Insidious Compensation. Having satisfied himself as to pot's dangers, Judge Tauro went on to find that the penalties provided "are not unconstitutional as being cruel and unusual." This, he thought, was particularly true of the penalties that are provided for pushers. As for the alleged similarity between alcohol and marijuana, the judge was not persuaded. While alcohol is an intoxicant, it is also a relaxant, he said; marijuana is used only to intoxicate--a judgment with which some users would disagree.

He concluded by noting that "unfortunately, many marijuana users do not have the same apprehension or fear concerning its use as they do of the physically addictive drugs. This, I feel, is one of the real dangers which permeates the problem. Marijuana is likely to be used, at least initially, as a lark, as an adventure without fear of serious consequences. Thus, the first and apparently innocuous step may be taken in a succession of others possibly leading to drastic results.
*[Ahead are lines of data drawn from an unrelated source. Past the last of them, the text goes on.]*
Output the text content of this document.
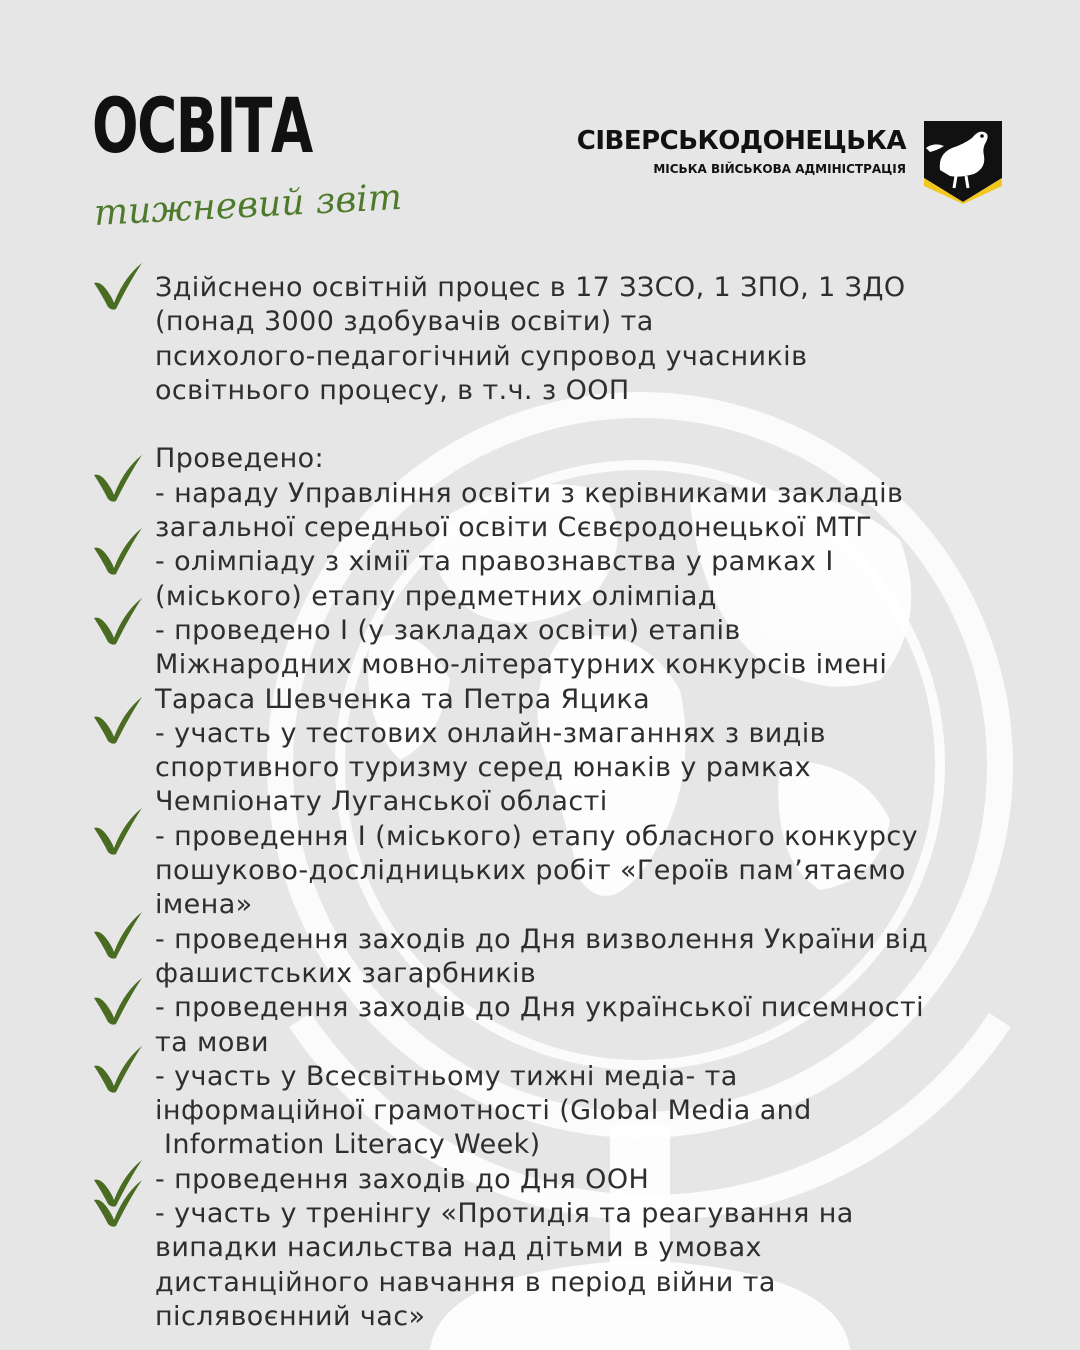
ОСВІТА
тижневий звіт
СІВЕРСЬКОДОНЕЦЬКА
МІСЬКА ВІЙСЬКОВА АДМІНІСТРАЦІЯ
Здійснено освітній процес в 17 ЗЗСО, 1 ЗПО, 1 ЗДО
(понад 3000 здобувачів освіти) та
психолого-педагогічний супровод учасників
освітнього процесу, в т.ч. з ООП
Проведено:
- нараду Управління освіти з керівниками закладів
загальної середньої освіти Сєвєродонецької МТГ
- олімпіаду з хімії та правознавства у рамках І
(міського) етапу предметних олімпіад
- проведено І (у закладах освіти) етапів
Міжнародних мовно-літературних конкурсів імені
Тараса Шевченка та Петра Яцика
- участь у тестових онлайн-змаганнях з видів
спортивного туризму серед юнаків у рамках
Чемпіонату Луганської області
- проведення І (міського) етапу обласного конкурсу
пошуково-дослідницьких робіт «Героїв пам’ятаємо
імена»
- проведення заходів до Дня визволення України від
фашистських загарбників
- проведення заходів до Дня української писемності
та мови
- участь у Всесвітньому тижні медіа- та
інформаційної грамотності (Global Media and
Information Literacy Week)
- проведення заходів до Дня ООН
- участь у тренінгу «Протидія та реагування на
випадки насильства над дітьми в умовах
дистанційного навчання в період війни та
післявоєнний час»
"Its users may not be driven to its repeated use by a physical craving, but they may come to resort to it habitually in order to compensate for real or imagined inadequacies or to avoid real or imagined problems. This pernicious and insidious form of addiction is sometimes the first step in the direction of the more potent or physically addictive drugs. Its use is not so much a symbol of dissent in order to effectuate changes in our social system, but rather a manifestation of a selfish withdrawal from society."